Board representation has become the corporate governance issue of our time. The SEC's director nomination proposal is dead, but shareholders have taken the battle to the streets. Majority voting provisions recently have been adopted by Dell, Intel, and other firms, and shareholders will vote on such provisions at additional firms in the coming proxy season. AIG is currently battling a proposal that would allow shareholders to adopt a director nomination bylaw. And tomorrow GM's board of directors will meet to consider granting a board seat to Jerome York as Kirk Kerkorian's representative.
About five years ago, I floated an idea to a number of corporate law professors about amending the SEC's proxy rules to allow for shareholder nomination of directors. This was long before the SEC issued its doomed director nomination proposal, and response to my nascent idea was entirely negative. "Why would shareholders want to elect a minority of the board?" Under this view, director elections either were about changing control of the corporation or they wouldn't happen.

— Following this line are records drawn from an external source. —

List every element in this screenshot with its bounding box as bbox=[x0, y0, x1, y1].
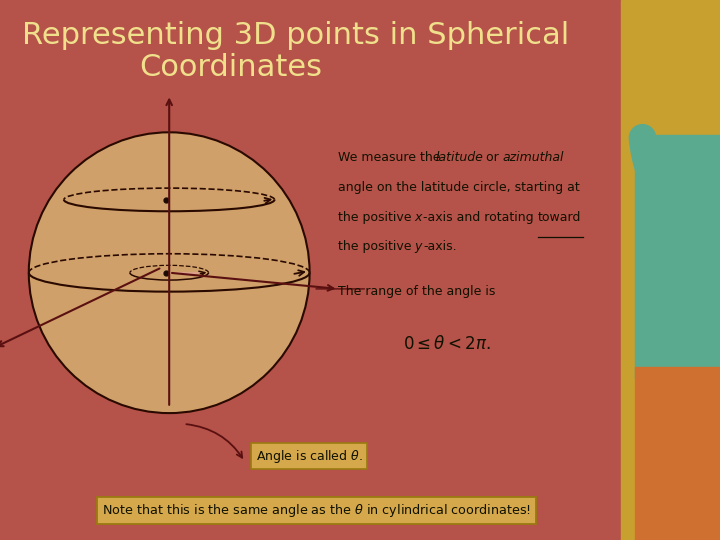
Bar bbox=[635, 135, 720, 378]
Text: Coordinates: Coordinates bbox=[139, 53, 322, 82]
Text: -axis.: -axis. bbox=[423, 240, 457, 253]
Text: toward: toward bbox=[538, 211, 581, 224]
Text: We measure the: We measure the bbox=[338, 151, 445, 164]
Bar bbox=[621, 0, 720, 540]
Text: y: y bbox=[414, 240, 421, 253]
Text: -axis and rotating: -axis and rotating bbox=[423, 211, 538, 224]
Bar bbox=[635, 367, 720, 540]
Text: Note that this is the same angle as the $\theta$ in cylindrical coordinates!: Note that this is the same angle as the … bbox=[102, 502, 531, 519]
Text: x: x bbox=[414, 211, 421, 224]
Text: or: or bbox=[482, 151, 503, 164]
Text: $0 \leq \theta < 2\pi.$: $0 \leq \theta < 2\pi.$ bbox=[403, 335, 491, 353]
Text: Angle is called $\theta$.: Angle is called $\theta$. bbox=[256, 448, 362, 465]
Text: angle on the latitude circle, starting at: angle on the latitude circle, starting a… bbox=[338, 181, 580, 194]
Text: Representing 3D points in Spherical: Representing 3D points in Spherical bbox=[22, 21, 569, 50]
Text: latitude: latitude bbox=[436, 151, 483, 164]
Text: the positive: the positive bbox=[338, 240, 416, 253]
Ellipse shape bbox=[29, 132, 310, 413]
Text: the positive: the positive bbox=[338, 211, 416, 224]
Text: The range of the angle is: The range of the angle is bbox=[338, 285, 496, 298]
Text: azimuthal: azimuthal bbox=[503, 151, 564, 164]
FancyArrowPatch shape bbox=[642, 138, 717, 242]
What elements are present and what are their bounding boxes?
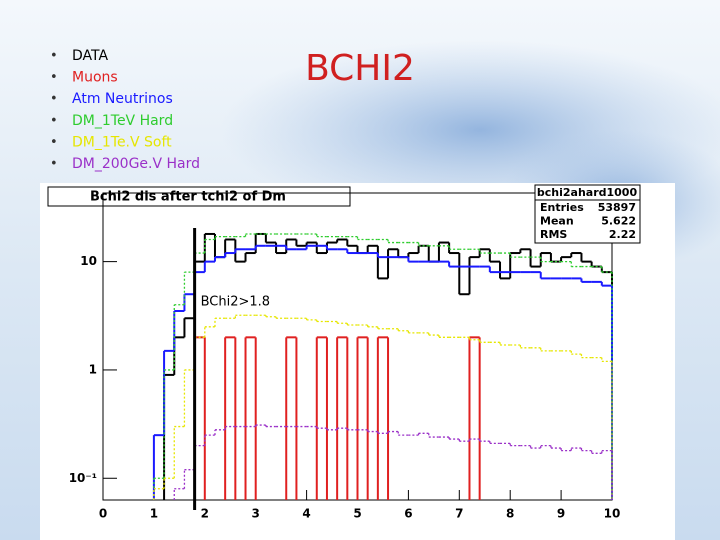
legend-entry: DM_1Te.V Soft <box>72 134 172 150</box>
legend-bullet: • <box>50 135 58 150</box>
legend: • DATA • Muons • Atm Neutrinos • DM_1TeV Hard • D… <box>50 48 200 172</box>
legend-entry: DM_200Ge.V Hard <box>72 156 200 172</box>
legend-entry: DM_1TeV Hard <box>72 113 173 129</box>
legend-bullet: • <box>50 70 58 85</box>
stats-key: Entries <box>540 201 584 214</box>
x-tick-label: 3 <box>252 507 260 521</box>
stats-name: bchi2ahard1000 <box>537 186 638 199</box>
hist-title: Bchi2 dis after tchi2 of Dm <box>90 190 286 205</box>
legend-bullet: • <box>50 92 58 107</box>
legend-entry: Atm Neutrinos <box>72 91 173 107</box>
x-tick-label: 8 <box>506 507 514 521</box>
stats-value: 2.22 <box>609 228 636 241</box>
x-tick-label: 10 <box>604 507 621 521</box>
x-tick-label: 2 <box>201 507 209 521</box>
legend-bullet: • <box>50 49 58 64</box>
slide-title: BCHI2 <box>305 48 415 89</box>
y-tick-label: 10 <box>80 254 97 268</box>
x-tick-label: 1 <box>150 507 158 521</box>
plot: 0 1 2 3 4 5 6 7 8 9 10 10⁻¹ 1 10 BChi2>1.8 <box>69 192 621 521</box>
x-tick-label: 7 <box>455 507 463 521</box>
stats-box <box>534 184 641 244</box>
stats-value: 53897 <box>598 201 636 214</box>
x-tick-label: 6 <box>404 507 412 521</box>
x-tick-label: 0 <box>99 507 107 521</box>
legend-entry: DATA <box>72 48 108 64</box>
legend-bullet: • <box>50 157 58 172</box>
x-tick-label: 4 <box>302 507 310 521</box>
y-tick-label: 1 <box>89 362 97 376</box>
stats-key: Mean <box>540 215 574 228</box>
stats-value: 5.622 <box>601 215 636 228</box>
legend-bullet: • <box>50 113 58 128</box>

If recent events have taught us anything, they have taught us that shareholders want more influence over board composition ... and not only the sort of influence that shifts outright control. In my view, this is a positive development in manager-shareholder relations, even though I expect the transition to be bumpy. The most common objection that I have heard from directors is that shareholder nominees have the potential to destabilize the board. If you can get past your initial incredulity at this claim -- "Doh! That's why we want them!" -- you will recognize an important assertion about the nature of boards. The assertion is that board's work as teams, and shareholder nominees are the corporate equivalent of Terrell Owens.
Expect some bad results along with the good. And lots of fodder for future research!